California Freight Cleanup → Element 5
Where do the health benefits actually land?
The default cleanup delivers 20.8% of its benefits to disadvantaged communities — 4.9 percentage points below their share of the population. We traced the 53.8 deaths avoided per year through five levels of geographic detail — statewide, air-basin, county, census-tract, block-group — while holding the total benefit constant. With AB 617-style targeting, the disadvantaged-community share can rise to 45.4% without sacrificing the overall life-saving total.

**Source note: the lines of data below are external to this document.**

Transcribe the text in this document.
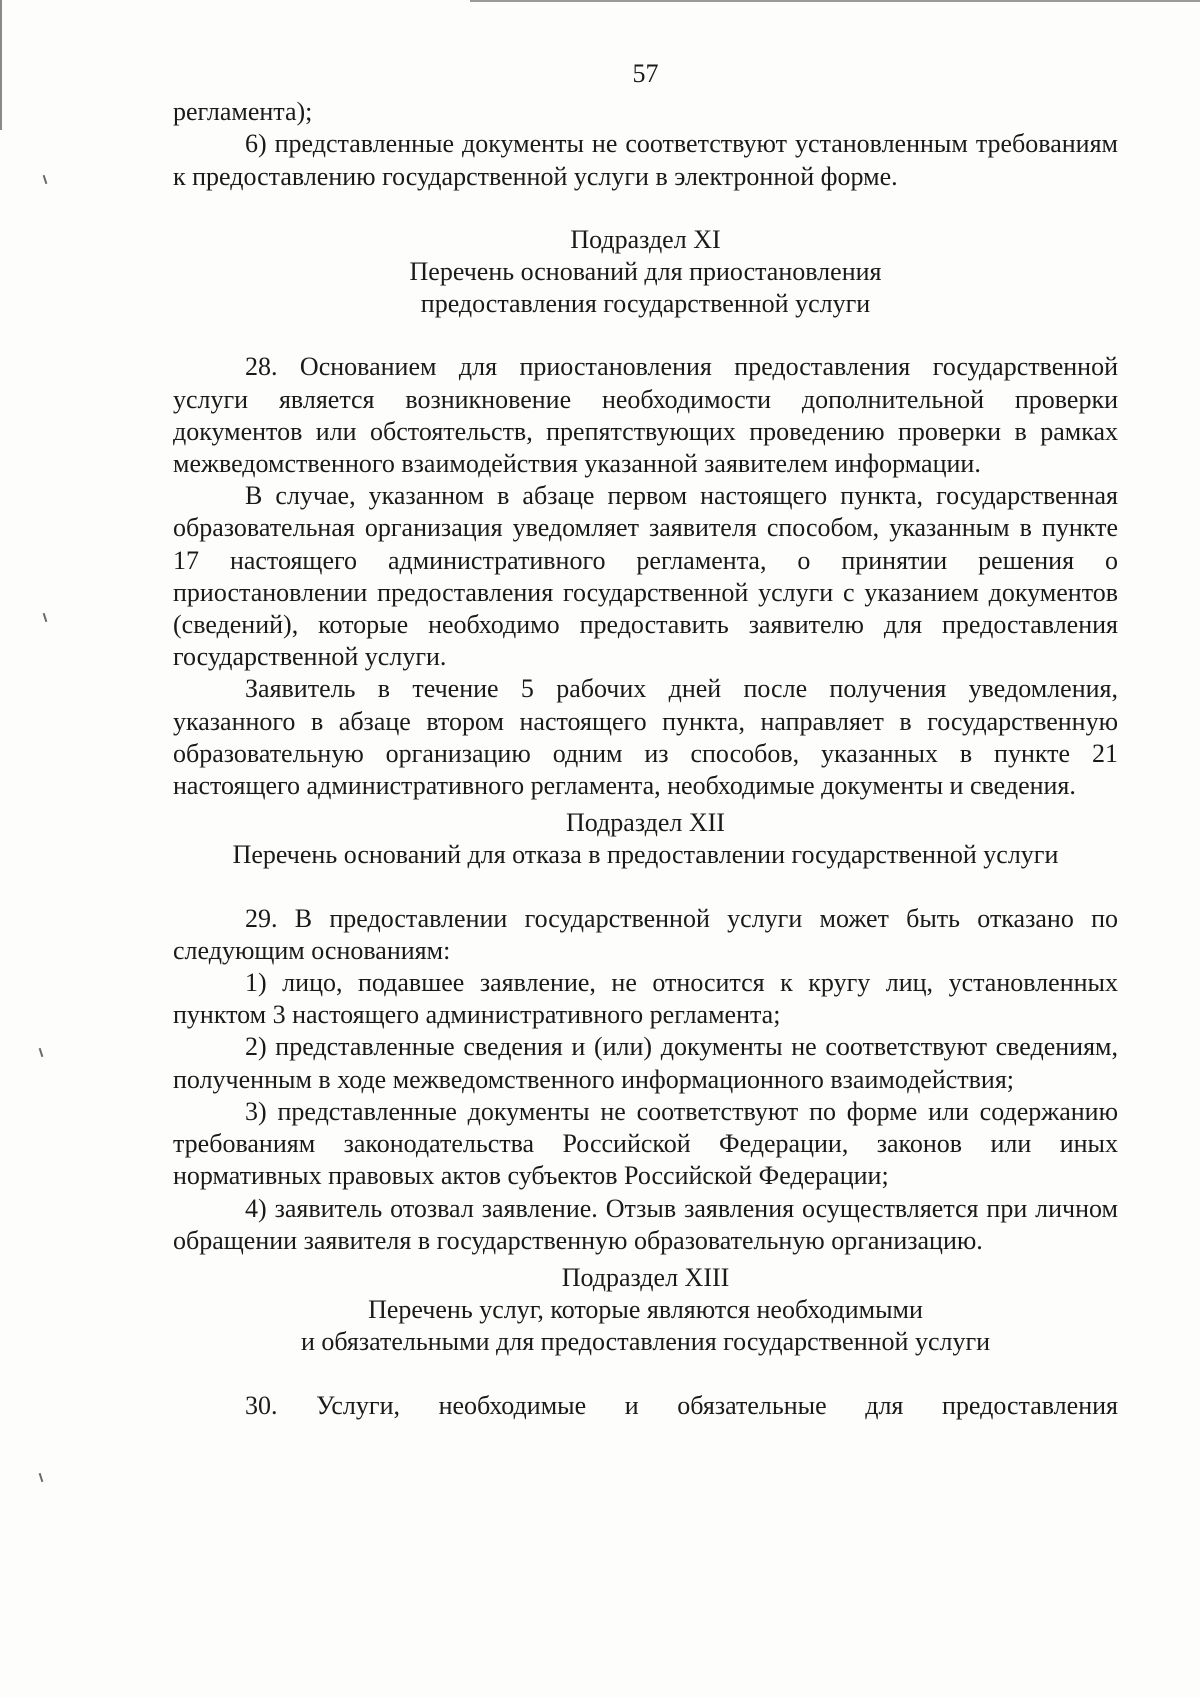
57

регламента);

6) представленные документы не соответствуют установленным требованиям к предоставлению государственной услуги в электронной форме.

Подраздел XI
Перечень оснований для приостановления
предоставления государственной услуги

28. Основанием для приостановления предоставления государственной услуги является возникновение необходимости дополнительной проверки документов или обстоятельств, препятствующих проведению проверки в рамках межведомственного взаимодействия указанной заявителем информации.

В случае, указанном в абзаце первом настоящего пункта, государственная образовательная организация уведомляет заявителя способом, указанным в пункте 17 настоящего административного регламента, о принятии решения о приостановлении предоставления государственной услуги с указанием документов (сведений), которые необходимо предоставить заявителю для предоставления государственной услуги.

Заявитель в течение 5 рабочих дней после получения уведомления, указанного в абзаце втором настоящего пункта, направляет в государственную образовательную организацию одним из способов, указанных в пункте 21 настоящего административного регламента, необходимые документы и сведения.

Подраздел XII
Перечень оснований для отказа в предоставлении государственной услуги

29. В предоставлении государственной услуги может быть отказано по следующим основаниям:

1) лицо, подавшее заявление, не относится к кругу лиц, установленных пунктом 3 настоящего административного регламента;

2) представленные сведения и (или) документы не соответствуют сведениям, полученным в ходе межведомственного информационного взаимодействия;

3) представленные документы не соответствуют по форме или содержанию требованиям законодательства Российской Федерации, законов или иных нормативных правовых актов субъектов Российской Федерации;

4) заявитель отозвал заявление. Отзыв заявления осуществляется при личном обращении заявителя в государственную образовательную организацию.

Подраздел XIII
Перечень услуг, которые являются необходимыми
и обязательными для предоставления государственной услуги

30. Услуги, необходимые и обязательные для предоставления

→ Decision Dashboard — compare portfolios across CRF anchors and budget scales.
What the question required
Any serious program justification needs DAC vs. non-DAC breakdowns on health outcomes at census-tract resolution — not statewide averages. It also needs to answer whether the benefits flip sign between the two groups, and whether the equity gap can be closed without sacrificing total health gains. A single point-estimate DAC share collapses the moment someone asks for a confidence interval. We built a spatially-resolved decomposition across five levels of geographic detail that feeds the ratepayer-burden analysis directly.
How we built it
We anchored on the zero-cost baseline: transport ACC II compliance plus building current-policy enforcement plus DTE Stockton biomass retirement, which together avoid 53.8 deaths per year at zero net program cost. The proportionality benchmark is 25.7% — the fraction of California’s 39.2 million residents who live in disadvantaged communities (OEHHA CalEnviroScreen 4.0; 2,936 of 9,100 census tracts). At each geographic level we computed what share of the aggregate mortality benefit actually lands in those communities, using per-basin NOx emissions shares for the four data-rich air basins and population-fraction splits for the rest. Two endpoints bracket the defensible range: CalEnviroScreen burden weighting (Morello-Frosch 2011) as the floor, and an AB 617-style 1.70× DAC targeting factor as the ceiling. Every level preserves the 53.8-death total. No additional spending assumed at any level.
What we found
The unmodified free-lunch portfolio delivers 20.8% of its benefits to DAC residents — 4.9 pp below the 25.7% parity benchmark
At statewide resolution (L1), 11.2 of the 53.8 deaths avoided per year land in the 25.7% of California that lives in disadvantaged communities. The gap — 20.8% delivered vs. 25.7% proportional — is structural: the portfolio’s transport and building scenarios track population-weighted NOx emissions, which correlate imperfectly with cumulative environmental burden. No portfolio restructuring is required to close it. Only targeting.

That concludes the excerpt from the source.